Wednesday, July 18, 2007

I have recently begun using a nice new clinical test for meniscus tears. It is called the Thessaly Test (I thought we were going to quit naming things like this after ourselves, lol). It is a weight bearing test, so it's fairly functional. The Abstract can be found on the Journal of Bone and Joint surgery. The test basically requires the practitioner to hold the hands of the patient who is standing on one leg. The patient then bends to 5° and twists medially then laterally. The test is repeated at 20°. Positive test equates to reproduction of pain, catching or popping.

Here is a summary from EBM Online:

Diagnostic characteristics of the Thessaly test at 20° of knee flexion for identifying meniscal tears*
Diagnosis Sensitivity (95% CI) Specificity (CI) Accuracy +LR –LR

Medial meniscal tear 89% (83 to 94) 97% (94 to 98) 94% 26.9 0.11
Lateral meniscal tear 92% (78 to 98) 96% (93 to 98) 96% 22.9 0.08

*Diagnostic terms defined in glossary; CI and LRs calculated from data in article.


In my experience, the test is easy to administer and less physical work needed by the practitioner compared to McMurray's or Apley Grind. However, like McMurray's or Apley, in the clinic, they don't quit appear as strong individually as they do when grouped.

1 comments:

Jason L. Harris, PT, DPT said...

A Comment on the statistics, which appear very strong.

1. Often, a test that has high specificity (ie if positive rules the condition in) does so at the expense of sensitivity (ie if negative rules the condition out). This has both high specificity and sensitivity. Meaning, if positive they likely have a meniscal tear and if negative it's very likely the don't have a meniscal tear.

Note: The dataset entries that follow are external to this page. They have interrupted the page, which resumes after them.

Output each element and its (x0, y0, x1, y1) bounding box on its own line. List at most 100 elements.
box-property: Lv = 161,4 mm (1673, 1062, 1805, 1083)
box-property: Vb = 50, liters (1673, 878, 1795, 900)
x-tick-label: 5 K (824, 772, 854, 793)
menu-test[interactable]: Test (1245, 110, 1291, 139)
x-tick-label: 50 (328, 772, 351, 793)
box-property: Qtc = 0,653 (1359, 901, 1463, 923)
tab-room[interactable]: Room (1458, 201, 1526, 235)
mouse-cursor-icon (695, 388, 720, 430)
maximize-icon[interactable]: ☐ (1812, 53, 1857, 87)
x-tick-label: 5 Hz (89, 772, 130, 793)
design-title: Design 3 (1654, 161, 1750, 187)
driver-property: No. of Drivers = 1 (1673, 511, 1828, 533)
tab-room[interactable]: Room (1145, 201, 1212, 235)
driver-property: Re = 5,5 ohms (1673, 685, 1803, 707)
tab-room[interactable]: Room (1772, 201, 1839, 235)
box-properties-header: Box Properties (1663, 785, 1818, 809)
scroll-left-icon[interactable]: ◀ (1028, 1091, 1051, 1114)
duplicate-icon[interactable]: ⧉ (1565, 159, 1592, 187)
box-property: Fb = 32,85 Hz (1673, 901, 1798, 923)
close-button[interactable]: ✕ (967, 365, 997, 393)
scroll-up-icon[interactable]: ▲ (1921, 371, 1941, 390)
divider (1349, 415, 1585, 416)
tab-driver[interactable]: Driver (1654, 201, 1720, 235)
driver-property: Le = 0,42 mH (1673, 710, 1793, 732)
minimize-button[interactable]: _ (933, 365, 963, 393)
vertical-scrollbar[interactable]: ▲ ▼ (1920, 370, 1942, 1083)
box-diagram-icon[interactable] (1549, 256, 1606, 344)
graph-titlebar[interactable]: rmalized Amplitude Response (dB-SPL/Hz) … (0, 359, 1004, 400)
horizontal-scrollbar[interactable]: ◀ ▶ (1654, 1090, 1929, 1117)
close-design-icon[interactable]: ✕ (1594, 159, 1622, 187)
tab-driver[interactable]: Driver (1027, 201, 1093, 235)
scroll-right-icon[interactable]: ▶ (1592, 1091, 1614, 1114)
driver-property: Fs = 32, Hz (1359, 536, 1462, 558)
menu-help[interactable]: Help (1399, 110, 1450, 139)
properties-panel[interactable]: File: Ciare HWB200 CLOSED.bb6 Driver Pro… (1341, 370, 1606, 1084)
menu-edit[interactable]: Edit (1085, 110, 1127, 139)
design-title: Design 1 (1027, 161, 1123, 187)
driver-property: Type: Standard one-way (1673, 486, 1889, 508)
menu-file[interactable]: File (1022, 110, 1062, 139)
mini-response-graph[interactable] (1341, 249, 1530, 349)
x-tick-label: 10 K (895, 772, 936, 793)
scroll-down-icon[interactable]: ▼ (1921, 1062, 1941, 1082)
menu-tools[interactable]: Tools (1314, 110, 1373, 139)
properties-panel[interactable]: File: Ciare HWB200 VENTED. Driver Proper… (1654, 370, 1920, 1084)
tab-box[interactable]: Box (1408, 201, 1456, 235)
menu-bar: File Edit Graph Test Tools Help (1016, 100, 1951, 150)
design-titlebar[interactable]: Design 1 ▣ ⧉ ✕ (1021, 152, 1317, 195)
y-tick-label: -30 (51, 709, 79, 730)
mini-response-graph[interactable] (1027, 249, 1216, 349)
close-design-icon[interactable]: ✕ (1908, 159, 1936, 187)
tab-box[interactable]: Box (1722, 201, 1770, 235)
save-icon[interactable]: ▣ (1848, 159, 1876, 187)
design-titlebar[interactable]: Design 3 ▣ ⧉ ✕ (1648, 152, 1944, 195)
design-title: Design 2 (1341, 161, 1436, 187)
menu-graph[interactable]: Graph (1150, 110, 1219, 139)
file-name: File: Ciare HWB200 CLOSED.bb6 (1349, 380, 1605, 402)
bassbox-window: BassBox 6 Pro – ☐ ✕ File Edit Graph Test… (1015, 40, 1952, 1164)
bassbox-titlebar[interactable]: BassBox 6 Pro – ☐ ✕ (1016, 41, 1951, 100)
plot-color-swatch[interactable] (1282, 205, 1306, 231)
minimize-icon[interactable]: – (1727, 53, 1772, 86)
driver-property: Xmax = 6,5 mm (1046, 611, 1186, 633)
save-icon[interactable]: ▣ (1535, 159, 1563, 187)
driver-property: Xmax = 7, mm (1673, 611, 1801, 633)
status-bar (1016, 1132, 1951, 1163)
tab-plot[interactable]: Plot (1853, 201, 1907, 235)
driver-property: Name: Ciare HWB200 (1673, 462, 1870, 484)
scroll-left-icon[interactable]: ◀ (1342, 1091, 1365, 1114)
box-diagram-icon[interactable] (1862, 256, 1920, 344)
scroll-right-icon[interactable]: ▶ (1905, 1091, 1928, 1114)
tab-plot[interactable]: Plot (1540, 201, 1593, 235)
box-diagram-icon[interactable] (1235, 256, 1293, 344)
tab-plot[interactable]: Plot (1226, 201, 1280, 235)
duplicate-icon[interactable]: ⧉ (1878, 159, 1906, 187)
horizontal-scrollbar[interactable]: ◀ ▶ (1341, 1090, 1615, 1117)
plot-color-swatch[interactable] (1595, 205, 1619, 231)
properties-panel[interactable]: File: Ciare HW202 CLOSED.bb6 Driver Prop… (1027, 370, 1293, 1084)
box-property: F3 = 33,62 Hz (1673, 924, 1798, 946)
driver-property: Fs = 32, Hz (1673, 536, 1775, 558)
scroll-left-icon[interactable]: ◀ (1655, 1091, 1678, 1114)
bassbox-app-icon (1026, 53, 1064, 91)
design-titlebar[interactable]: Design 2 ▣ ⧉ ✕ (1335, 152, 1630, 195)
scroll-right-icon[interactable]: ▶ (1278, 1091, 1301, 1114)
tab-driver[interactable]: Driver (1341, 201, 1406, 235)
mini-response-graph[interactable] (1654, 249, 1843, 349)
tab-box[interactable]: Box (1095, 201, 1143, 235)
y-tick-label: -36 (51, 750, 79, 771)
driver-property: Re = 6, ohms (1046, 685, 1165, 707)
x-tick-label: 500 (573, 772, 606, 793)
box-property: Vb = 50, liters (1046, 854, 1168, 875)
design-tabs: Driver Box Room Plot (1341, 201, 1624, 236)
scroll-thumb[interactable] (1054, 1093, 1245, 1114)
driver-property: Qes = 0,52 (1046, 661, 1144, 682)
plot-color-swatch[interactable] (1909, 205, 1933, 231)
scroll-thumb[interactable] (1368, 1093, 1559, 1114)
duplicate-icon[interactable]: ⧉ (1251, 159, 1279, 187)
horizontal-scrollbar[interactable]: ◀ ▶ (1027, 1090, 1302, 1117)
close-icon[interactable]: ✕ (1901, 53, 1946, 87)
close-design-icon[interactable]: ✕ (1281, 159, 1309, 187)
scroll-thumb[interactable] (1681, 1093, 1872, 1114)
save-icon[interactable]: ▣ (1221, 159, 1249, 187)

2. Likelihood rations (+ and -): These are a function of the specificity of the specificity and sensitivity. For Positive Likelihood ratios (+LR) anything over 10 is a "Large and often conclusive increase in the likelihood of disease" or condition. This test ranges from 22.9 for the lat meniscus and 26.9 for the med meniscus. That is a very large shift in positive likelihood. For the negative likelihood ratio, anything less than 0.1 is "Large and often conclusive decrease in the likelihood of disease".

Here is a good link that discusses + and - likelihood ratios is you want a greater explanation:
http://www.poems.msu.edu/InfoMastery/Diagnosis/likelihood_ratios.htm

Point is, this paper demonstrates a very significant statistically important test to rule in and even rule out meniscus tears. Add it to your diagnostic toolkit.